How does the HR team get paid/ranked?
Compensation and rewards drive behavior. Some PEOs’ do incentivized compensation based on customer retention, responsiveness, etc. Some just get a straight salary.
How long have they been employed there?
Nothing is more frustrating than onboarding a PEO account manager only to lose them a few months later. Movement within the PEO can be highly disruptive to your organization’s HR function, so you want to play the odds. If every HR person on the call has a low tenure with the PEO, it could be a red flag that employee turnover is common.
5. Get Social Proof of Customer Satisfaction
Ask for a few PEO client referrals of similar companies in size and industry and ask specific questions.
- What do they like and dislike about HR outsourcing with the PEO?
- How long do they foresee staying with them and why?
- What did their average annual medical increase look like?
6. Research the Company’s Reputation
Almost every service provider claims that they provide a world-class service. Instead of asking them about their service, ask questions specifically about the companies’ successes. Strategically speaking, if an organization doesn’t have success in an area you’re looking to grow in, they can’t help you.
For example, if increasing employee morale and satisfaction is important to you, how well do they operate in that area? What awards have they received? Third-party awards like Best Places to Work by LinkedIn, Glass Door, and Stevie Awards, are good references.
7. Consider EPLI and Risk Management
Does the PEO carry Employment Practices Liability Insurance (EPLI)? What coverage would your company gain from this, or does the policy only cover the PEO?
Some EPLI policies offer “conditional insurance”. Meaning the PEO extends coverage to the client, provided they followed their recommendations for managing an HR situation. Some PEOs write the policy in both the client's and the PEOs name, so whether the client followed the HR team’s recommendation or not, they have coverage.
Also, determine how much ownership interest the PEO has when an employee lawsuit is pending.

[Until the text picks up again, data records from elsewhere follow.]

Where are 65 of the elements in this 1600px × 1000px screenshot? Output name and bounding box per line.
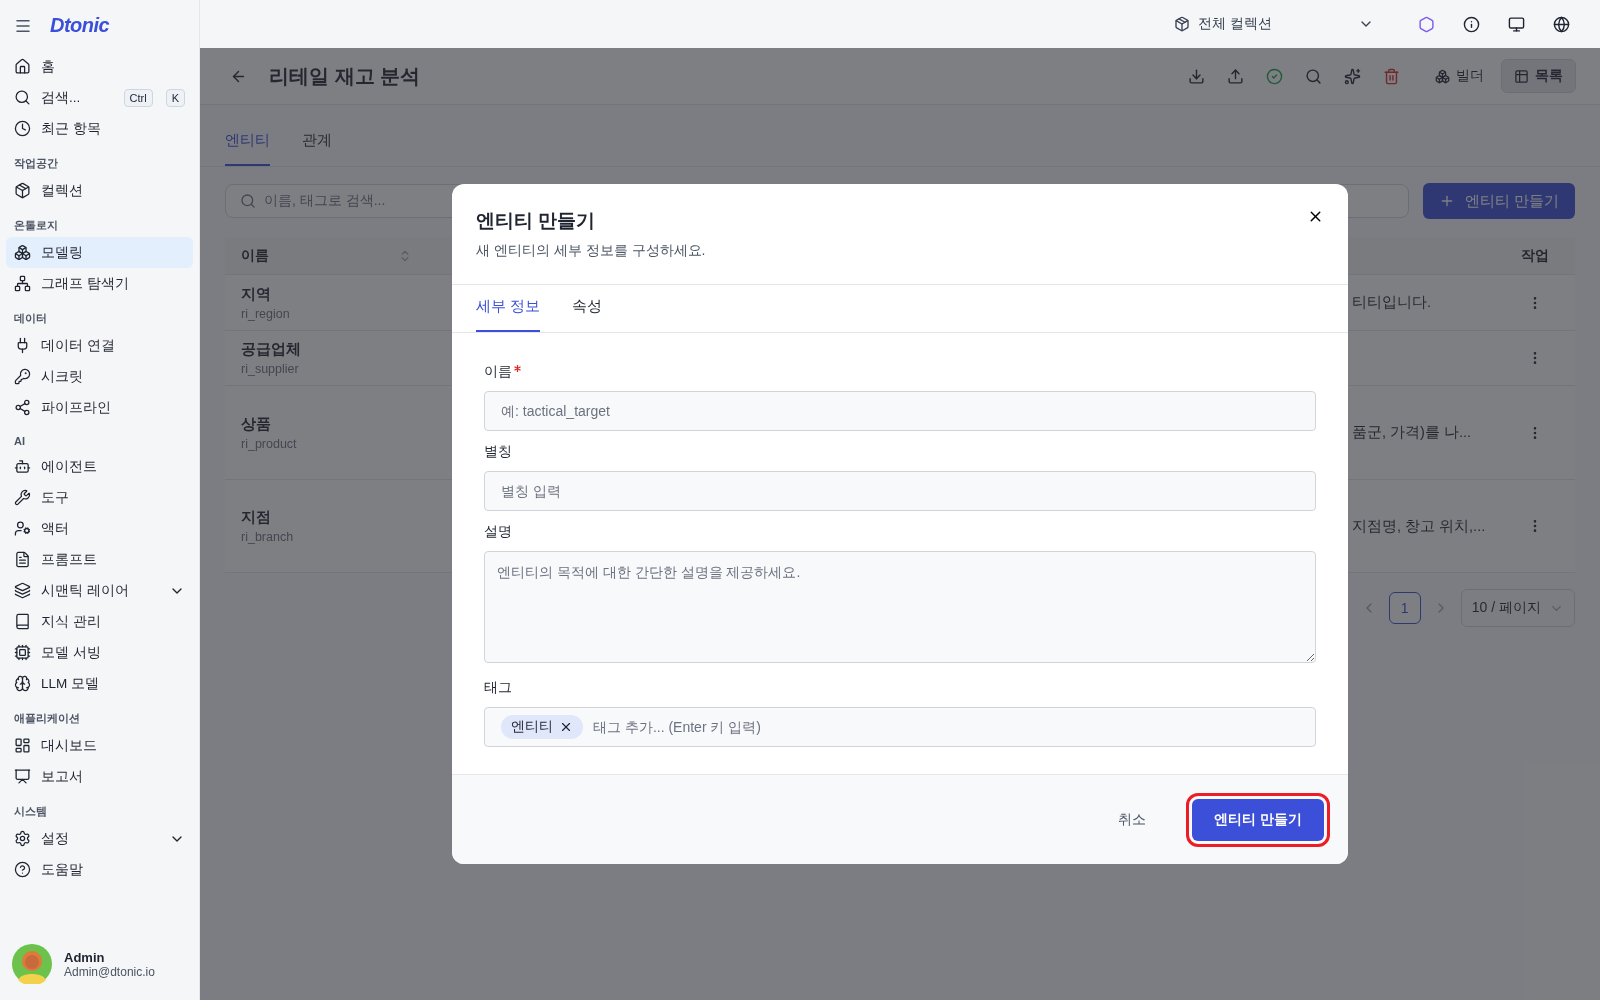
section-title: 데이터 [13, 311, 48, 326]
user-name: Admin [64, 949, 106, 965]
description-cell-text: 티티입니다. [1352, 293, 1433, 312]
sidebar-item[interactable]: 시맨틱 레이어 [6, 575, 193, 606]
sidebar-item[interactable]: 파이프라인 [6, 392, 193, 423]
sidebar-item[interactable]: 에이전트 [6, 451, 193, 482]
entity-code: ri_supplier [241, 362, 300, 376]
section-title: 작업공간 [13, 156, 59, 171]
tab[interactable]: 세부 정보 [476, 285, 541, 332]
section-title: AI [13, 434, 26, 449]
logo[interactable]: Dtonic [50, 14, 110, 37]
entity-name: 상품 [241, 414, 272, 434]
section-title: 애플리케이션 [13, 711, 81, 726]
sidebar-item[interactable]: 도움말 [6, 854, 193, 885]
sidebar-item[interactable]: 지식 관리 [6, 606, 193, 637]
field-label: 태그 [484, 679, 512, 697]
sidebar-item[interactable]: 설정 [6, 823, 193, 854]
sidebar-item[interactable]: 보고서 [6, 761, 193, 792]
cancel-button[interactable]: 취소 [1112, 809, 1153, 830]
sidebar-item[interactable]: 프롬프트 [6, 544, 193, 575]
sidebar-item[interactable]: 검색... Ctrl K [6, 82, 193, 113]
column-header: 작업 [1521, 246, 1549, 265]
sidebar-item[interactable]: 모델 서빙 [6, 637, 193, 668]
textarea-field[interactable]: 엔티티의 목적에 대한 간단한 설명을 제공하세요. [484, 551, 1316, 663]
sidebar-item[interactable]: 모델링 [6, 237, 193, 268]
entity-name: 지역 [241, 284, 272, 304]
sidebar-item[interactable]: LLM 모델 [6, 668, 193, 699]
user-email: Admin@dtonic.io [64, 964, 155, 979]
view-toggle[interactable]: 빌더 [1422, 59, 1497, 93]
dialog-subtitle: 새 엔티티의 세부 정보를 구성하세요. [476, 242, 707, 260]
dialog-title: 엔티티 만들기 [476, 209, 597, 233]
tab[interactable]: 속성 [572, 285, 603, 332]
entity-code: ri_branch [241, 530, 295, 544]
field-label: 설명 [484, 523, 512, 541]
section-title: 시스템 [13, 804, 48, 819]
input-field[interactable]: 예: tactical_target [484, 391, 1316, 431]
sidebar-item[interactable]: 데이터 연결 [6, 330, 193, 361]
sidebar-item[interactable]: 시크릿 [6, 361, 193, 392]
entity-code: ri_region [241, 306, 291, 321]
page-size-select[interactable]: 10 / 페이지 [1460, 589, 1575, 627]
collection-select[interactable]: 전체 컬렉션 [1174, 15, 1374, 33]
description-cell-text: 지점명, 창고 위치,... [1352, 516, 1487, 536]
sidebar-item[interactable]: 그래프 탐색기 [6, 268, 193, 299]
entity-code: ri_product [241, 436, 298, 451]
shortcut-key: Ctrl [123, 88, 153, 107]
shortcut-key: K [165, 88, 185, 107]
sidebar-item[interactable]: 액터 [6, 513, 193, 544]
tag-input[interactable]: 태그 추가... (Enter 키 입력) [591, 718, 1299, 736]
page-title: 리테일 재고 분석 [269, 63, 422, 89]
field-label: 이름 [484, 363, 512, 381]
tab[interactable]: 관계 [302, 119, 332, 166]
sidebar-item[interactable]: 대시보드 [6, 730, 193, 761]
sidebar-item[interactable]: 컬렉션 [6, 175, 193, 206]
column-header: 이름 [241, 246, 269, 265]
input-field[interactable]: 별칭 입력 [484, 471, 1316, 511]
tag-chip: 엔티티 [501, 715, 583, 739]
description-cell-text: 품군, 가격)를 나... [1352, 423, 1472, 442]
entity-name: 지점 [241, 508, 272, 527]
sidebar-item[interactable]: 도구 [6, 482, 193, 513]
sidebar-item[interactable]: 홈 [6, 51, 193, 82]
tag-field[interactable]: 엔티티 태그 추가... (Enter 키 입력) [484, 707, 1316, 747]
entity-name: 공급업체 [241, 340, 302, 359]
field-label: 별칭 [484, 443, 512, 461]
sidebar-item[interactable]: 최근 항목 [6, 113, 193, 144]
section-title: 온톨로지 [13, 218, 59, 233]
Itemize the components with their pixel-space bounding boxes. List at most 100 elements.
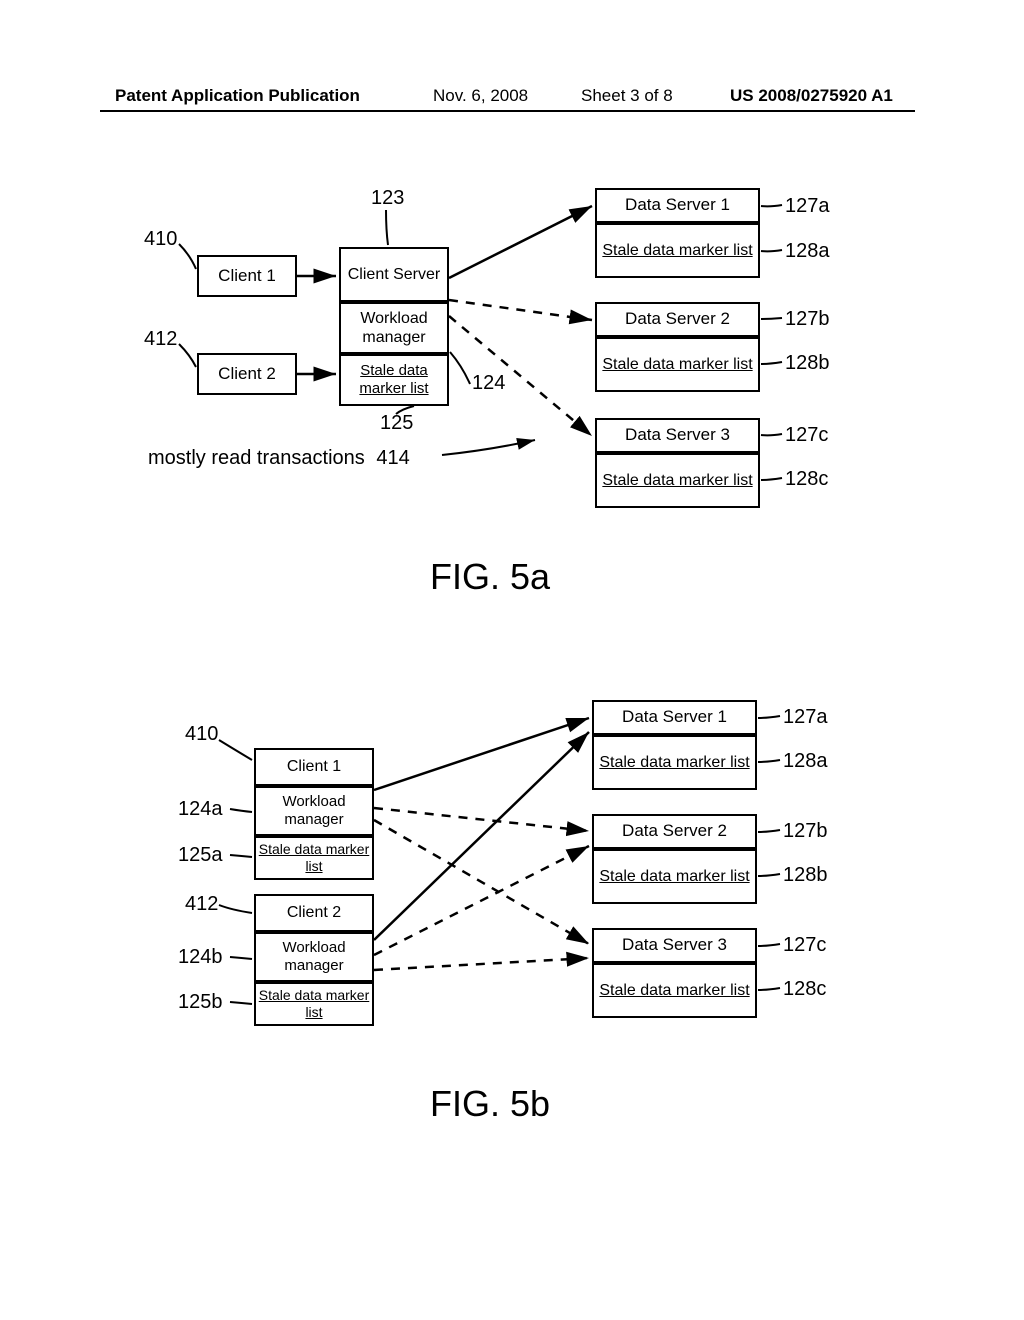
fig5b-arrow-c2-ds2 (374, 846, 589, 955)
fig5a-data-server-2-label: Data Server 2 (625, 309, 730, 329)
fig5a-client2-label: Client 2 (218, 364, 276, 384)
fig5b-ref-125a: 125a (178, 844, 223, 867)
fig5b-client2-label: Client 2 (287, 903, 341, 922)
fig5b-caption: FIG. 5b (430, 1083, 550, 1125)
fig5b-arrow-c2-ds1 (374, 732, 589, 940)
fig5b-leader-127c (758, 944, 780, 946)
header-sheet: Sheet 3 of 8 (581, 86, 673, 106)
fig5b-ref-125b: 125b (178, 991, 223, 1014)
fig5b-data-server-1-box: Data Server 1 (592, 700, 757, 735)
header-rule (100, 110, 915, 112)
fig5b-ref-127a: 127a (783, 706, 828, 729)
fig5b-leader-125a (230, 855, 252, 857)
fig5a-leader-127a (761, 205, 782, 206)
fig5b-ref-124a: 124a (178, 798, 223, 821)
fig5b-arrow-c2-ds3 (374, 958, 589, 970)
fig5a-client-server-label: Client Server (348, 265, 440, 284)
fig5a-leader-412 (179, 344, 196, 367)
fig5b-client1-box: Client 1 (254, 748, 374, 786)
header-date: Nov. 6, 2008 (433, 86, 528, 106)
header-pubnum: US 2008/0275920 A1 (730, 86, 893, 106)
fig5a-data-server-2-box: Data Server 2 (595, 302, 760, 337)
fig5a-data-server-1-box: Data Server 1 (595, 188, 760, 223)
fig5a-note-mostly-read: mostly read transactions 414 (148, 447, 410, 470)
fig5b-wm1-label: Workload manager (256, 793, 372, 829)
fig5b-client2-box: Client 2 (254, 894, 374, 932)
fig5a-data-server-1-label: Data Server 1 (625, 195, 730, 215)
fig5b-arrow-c1-ds1 (374, 718, 589, 790)
fig5a-client1-box: Client 1 (197, 255, 297, 297)
fig5b-leader-125b (230, 1002, 252, 1004)
fig5a-data-server-3-label: Data Server 3 (625, 425, 730, 445)
fig5b-ref-127c: 127c (783, 934, 826, 957)
fig5a-leader-123 (386, 210, 388, 245)
fig5b-arrow-c1-ds3 (374, 820, 589, 944)
fig5a-stale-2-label: Stale data marker list (602, 355, 752, 374)
fig5b-ref-412: 412 (185, 893, 218, 916)
fig5b-leader-127b (758, 830, 780, 832)
fig5a-arrow-cs-ds2 (449, 300, 592, 320)
fig5a-ref-412: 412 (144, 328, 177, 351)
fig5a-ref-127b: 127b (785, 308, 830, 331)
fig5b-client1-label: Client 1 (287, 757, 341, 776)
fig5a-leader-128c (761, 478, 782, 480)
fig5a-stale-data-label: Stale data marker list (341, 362, 447, 398)
fig5b-wm2-box: Workload manager (254, 932, 374, 982)
fig5b-sd1-label: Stale data marker list (256, 841, 372, 875)
fig5a-ref-127a: 127a (785, 195, 830, 218)
fig5b-wm2-label: Workload manager (256, 939, 372, 975)
fig5a-arrow-cs-ds1 (449, 206, 592, 278)
fig5a-workload-manager-box: Workload manager (339, 302, 449, 354)
fig5b-data-server-2-label: Data Server 2 (622, 821, 727, 841)
fig5a-data-server-3-box: Data Server 3 (595, 418, 760, 453)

Who Should be Involved in Choosing a PEO?
It is best practice to have at least two people on the project because there are a lot of moving parts.
People filter information based on their experience and roles, so ideally these should be two people from different departments within the organization. You also might involve a trusted business advisor like a strategic financial consultant, your insurance broker, or an HR consultant. Keep in mind, not all are experienced enough in PEO to hold viable advice.
Finding a PEO can be difficult, but it can be a well-rewarded task if you go about it the right way. Hopefully, this tutorial makes your journey a little bit easier.